地方創生への取り組みをテーマにした東京奄美会の文化講演会

外からの視点が活性化に
東京奄美会 地方創生取組み学ぶ

 【東京】東京奄美会は7日、「奄美群島における地方創生への取り組み」と題し、文化講演会を開催した。講師に前鹿児島県企画部企画課長、現総務省自治行政局地域自立応援課課長補佐の清水隆教=たかのり=氏を迎え、奄美の現状を知り、「東京から奄美に出来ることはなにか」などを模索した。

 会場となった四谷の主婦会館には、120人の郷土を愛する人たちが出席し、清水氏の話に耳を傾けた。

 地方創生、奄美群島の現状(奄振計画等)、地方創生の具体的な取り組み、奄美群島の今後の課題の四つを柱に話が進められた。

 それによると、地方創生の鍵は、「出生率の向上が重要、2040年までに消滅可能性都市が鹿児島の43団体のうち30団体、奄美群島内では、龍郷町と和泊町のみが外れている」と指摘。地域をどう活性化し、人口増加をはぐくんでいくか、国の取り組みなどが、清水氏が用意した90ページにも及ぶ資料で、紹介された。

 各市町村別に提出されている総合戦略概要をみると、どのように地域が取り組んでいこうとしているのかがわかり、出席者たちも故郷の活動を身近に感じることが出来た。

 奄美群島の現状については、新しく設けられた奄美群島振興交付金により、農林水産物輸送費支援、航路・航空路線運賃の低減、世界自然遺産登録に向けた観光キャンペーンなどに力がいれられていることなどが紹介された。

 地方創生の具体的な取り組みとしては、人口流出の歯止めとして、移住のすすめを積極的にと主張。外からの視点が活性化につながっている事例などを交えて「地域興し協力隊」の活動などが紹介された。

 今後の課題については、世界自然遺産登録への働きかけや、喜界島のサンゴ礁科学研究所開設など、自然を生かした取り組みが全面に押し出されている。
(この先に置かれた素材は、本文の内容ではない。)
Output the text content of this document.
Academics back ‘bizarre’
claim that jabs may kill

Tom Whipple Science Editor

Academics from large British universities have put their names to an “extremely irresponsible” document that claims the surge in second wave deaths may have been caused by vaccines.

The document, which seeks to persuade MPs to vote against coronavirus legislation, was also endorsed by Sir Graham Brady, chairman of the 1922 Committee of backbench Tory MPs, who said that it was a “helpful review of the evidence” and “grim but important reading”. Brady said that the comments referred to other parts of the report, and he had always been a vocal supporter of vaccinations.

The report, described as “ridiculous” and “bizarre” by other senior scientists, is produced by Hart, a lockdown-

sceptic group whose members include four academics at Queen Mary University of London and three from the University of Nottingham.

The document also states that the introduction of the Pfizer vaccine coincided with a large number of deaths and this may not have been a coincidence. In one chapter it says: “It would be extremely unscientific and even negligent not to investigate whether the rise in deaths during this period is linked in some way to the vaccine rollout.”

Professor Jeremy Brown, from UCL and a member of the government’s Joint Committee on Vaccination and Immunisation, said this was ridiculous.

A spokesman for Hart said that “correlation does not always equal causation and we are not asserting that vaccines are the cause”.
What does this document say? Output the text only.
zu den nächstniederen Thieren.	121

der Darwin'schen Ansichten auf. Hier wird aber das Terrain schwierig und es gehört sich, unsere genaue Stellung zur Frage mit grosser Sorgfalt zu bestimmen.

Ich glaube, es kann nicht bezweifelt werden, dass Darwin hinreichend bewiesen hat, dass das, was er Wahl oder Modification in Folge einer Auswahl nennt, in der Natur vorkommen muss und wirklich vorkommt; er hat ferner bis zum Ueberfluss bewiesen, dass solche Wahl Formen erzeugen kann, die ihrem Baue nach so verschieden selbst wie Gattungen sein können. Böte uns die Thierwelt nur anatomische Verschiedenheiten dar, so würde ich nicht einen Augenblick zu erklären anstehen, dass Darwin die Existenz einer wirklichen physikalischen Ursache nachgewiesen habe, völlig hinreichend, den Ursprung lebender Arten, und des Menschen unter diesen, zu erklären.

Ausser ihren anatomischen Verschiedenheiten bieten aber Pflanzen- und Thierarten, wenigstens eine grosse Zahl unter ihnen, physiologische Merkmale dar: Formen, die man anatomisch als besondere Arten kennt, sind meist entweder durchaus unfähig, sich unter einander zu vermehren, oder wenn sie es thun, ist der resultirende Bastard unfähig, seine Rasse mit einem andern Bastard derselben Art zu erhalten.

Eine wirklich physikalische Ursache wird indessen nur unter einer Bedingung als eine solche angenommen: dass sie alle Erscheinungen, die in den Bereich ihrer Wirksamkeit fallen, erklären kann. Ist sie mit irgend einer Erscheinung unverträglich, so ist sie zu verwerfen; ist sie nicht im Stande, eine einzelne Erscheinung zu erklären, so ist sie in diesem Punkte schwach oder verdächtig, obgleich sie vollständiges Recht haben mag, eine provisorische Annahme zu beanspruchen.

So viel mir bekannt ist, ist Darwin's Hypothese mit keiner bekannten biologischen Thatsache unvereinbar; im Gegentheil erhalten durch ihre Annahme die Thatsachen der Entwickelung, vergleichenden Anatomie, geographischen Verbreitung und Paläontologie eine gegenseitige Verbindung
ふるさと納税にも触れ、東京で暮らす人たちが故郷に出来ることとして、取り上げられた。

 質疑応答では、「故郷への恩返しは、ふるさと納税か」「消滅可能性都市というのは納得できない」などの熱い言葉が、出席者からあがっていた。

 人選に当たった、東京奄美会の文化広報部長の竹内秀健さんは、「奄美のことに長年携わっていた人だけに、貴重な話が聞けた」と話した。